O Livro dos Espíritos, Introdução, item 13:

O estudo do Espiritismo é imenso; interessa a todas as questões da metafísica e da ordem social; é um mundo que se abre diante de nós. Será de admirar que o efetuá-lo demande tempo, muito tempo mesmo?

Revista Espírita, dezembro/1867

[...] a luz não pode tornar-se sombra; a verdade não pode tornar-se erro. (Arago)

Revista Espírita, novembro/1859

[...] tais publicações têm o inconveniente de induzir em erro as pessoas que não estão em condições de examiná-las e discernir o verdadeiro do falso. O erro de certos autores é escrever sobre um assunto antes de tê-lo aprofundado suficientemente.

5.          Kardec como prioridade

É necessário apresentar Kardec de forma prioritária, rigorosa, atenciosa e cuidadosa. Porém, é preciso observar o contexto científico e filosófico de sua época; muitas análises feitas por Kardec são datadas, ou seja, consideram o conhecimento e a cultura existentes na Europa em meados do século XIX. É importante também considerar as dificuldades vivenciadas por ele no contato com médiuns inexperientes e Espíritos de variada natureza evolutiva.

Obras póstumas – parte II - A minha primeira iniciação no Espiritismo

Conduzi-me, pois, com os Espíritos, como houvera feito com homens. Para mim, eles foram, do menor ao maior, meios de me informar e não reveladores predestinados. Tais as disposições com que empreendi meus estudos e neles prossegui sempre. Observar, comparar e julgar, essa a regra que constantemente segui.

Tendo-me as circunstâncias posto em relação com outros médiuns, sempre que se apresentava ocasião eu a aproveitava para propor algumas das questões que me pareciam mais espinhosas. Foi assim que mais de dez médiuns prestaram concurso a esse trabalho.

6.          Obras subsidiárias

Ao apresentar ideias e conceitos de obras subsidiárias (mediúnicas ou não), é preciso compreender que cada uma delas retrata o pensamento do próprio autor. No caso de obras mediúnicas, sabemos que a mensagem sofre natural influência do médium e que o autor espiritual também é influenciado pela cultura e conhecimento de sua época. Elas podem ser estudadas, mas não possuem autoridade doutrinária em si mesma.

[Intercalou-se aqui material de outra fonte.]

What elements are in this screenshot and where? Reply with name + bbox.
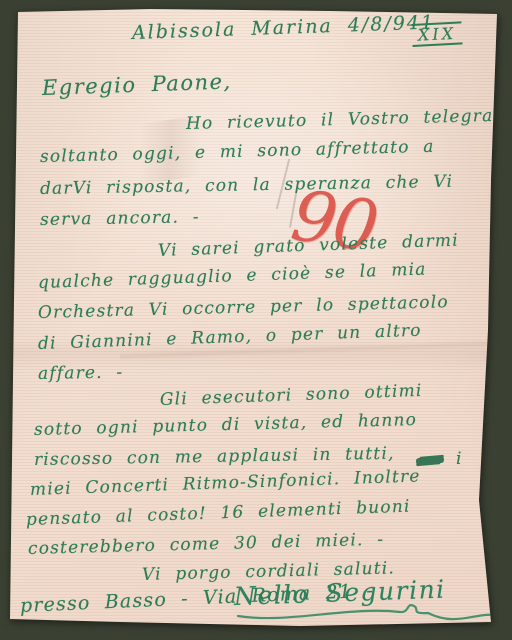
letter-line: sotto ogni punto di vista, ed hanno [34,412,418,439]
letter-line: miei Concerti Ritmo-Sinfonici. Inoltre [30,468,421,499]
letter-line: di Giannini e Ramo, o per un altro [38,323,422,353]
letter-line: i [456,451,463,468]
letter-line: serva ancora. - [40,209,200,229]
letter-line: Orchestra Vi occorre per lo spettacolo [38,294,449,322]
letter-line: Ho ricevuto il Vostro telegramma [186,107,512,133]
letter-line: riscosso con me applausi in tutti, [34,446,395,469]
letter-line: Gli esecutori sono ottimi [160,383,423,409]
letter-paper: Albissola Marina 4/8/941 XIX Egregio Pao… [0,0,512,640]
letter-line: affare. - [38,365,124,383]
letter-line: qualche ragguaglio e cioè se la mia [38,261,427,292]
salutation: Egregio Paone, [42,71,232,99]
letter-line: costerebbero come 30 dei miei. - [28,532,385,558]
dateline: Albissola Marina 4/8/941 [132,13,436,43]
letter-line: darVi risposta, con la speranza che Vi [40,174,454,198]
letter-line: soltanto oggi, e mi sono affrettato a [40,139,435,166]
paper-wrapper: Albissola Marina 4/8/941 XIX Egregio Pao… [0,0,512,640]
letter-photo: Albissola Marina 4/8/941 XIX Egregio Pao… [0,0,512,640]
letter-line: pensato al costo! 16 elementi buoni [26,499,411,529]
crossed-out-scribble [416,456,445,465]
era-year: XIX [411,21,462,47]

 O Evangelho segundo o Espiritismo – Introdução

[...] com relação a tudo o que seja fora do âmbito do ensino exclusivamente moral, as revelações que cada um possa receber terão caráter individual, sem cunho de autenticidade; que devem ser consideradas opiniões pessoais de tal ou qual Espírito e que imprudente fora aceitá-las e propagá-las levianamente como verdades absolutas.

7.          Uso da razão

Devemos nos eximir de apresentar informações que firam a razão, que remetam a reencarnações passadas de personalidades conhecidas, que venham de relatos “mediúnicos” fantasiosos e que nada acrescentam ao conhecimento espírita. 

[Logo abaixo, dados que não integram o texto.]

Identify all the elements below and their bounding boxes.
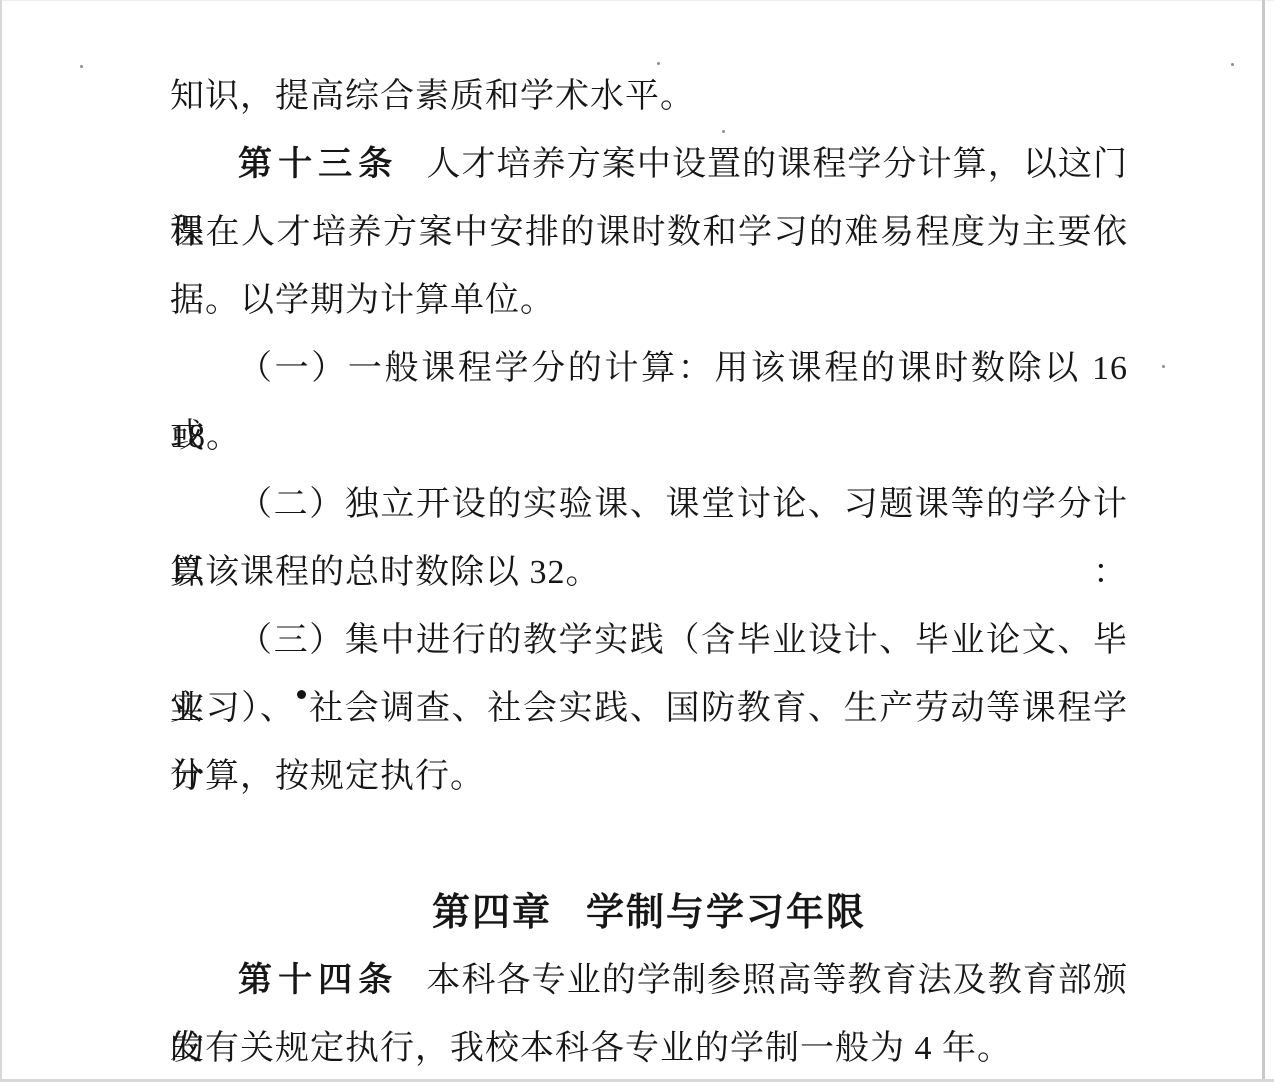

O Livro dos Espíritos, conclusão, item VI

Sua força [do Espiritismo] está na sua filosofia, no apelo que dirige à razão, ao bom senso. Na antiguidade, era objeto de estudos misteriosos, que cuidadosamente se ocultavam do vulgo. Hoje, para ninguém tem segredos. Fala uma linguagem clara, sem ambiguidades. Nada há nele de místico, nada de alegorias suscetíveis de falsas interpretações. Quer ser por todos compreendido, porque chegados são os tempos de fazer-se que os homens conheçam a verdade. Longe de se opor à difusão da luz, deseja-a para todo o mundo. Não reclama crença cega; quer que o homem saiba por que crê. Apoiando-se na razão, será sempre mais forte do que os que se apoiam no nada.

O Livro dos Médiuns, item 267 -

Toda heresia científica notória, todo princípio que choque o bom senso, aponta a fraude.

A previsão de qualquer acontecimento para uma época determinada é indício de mistificação.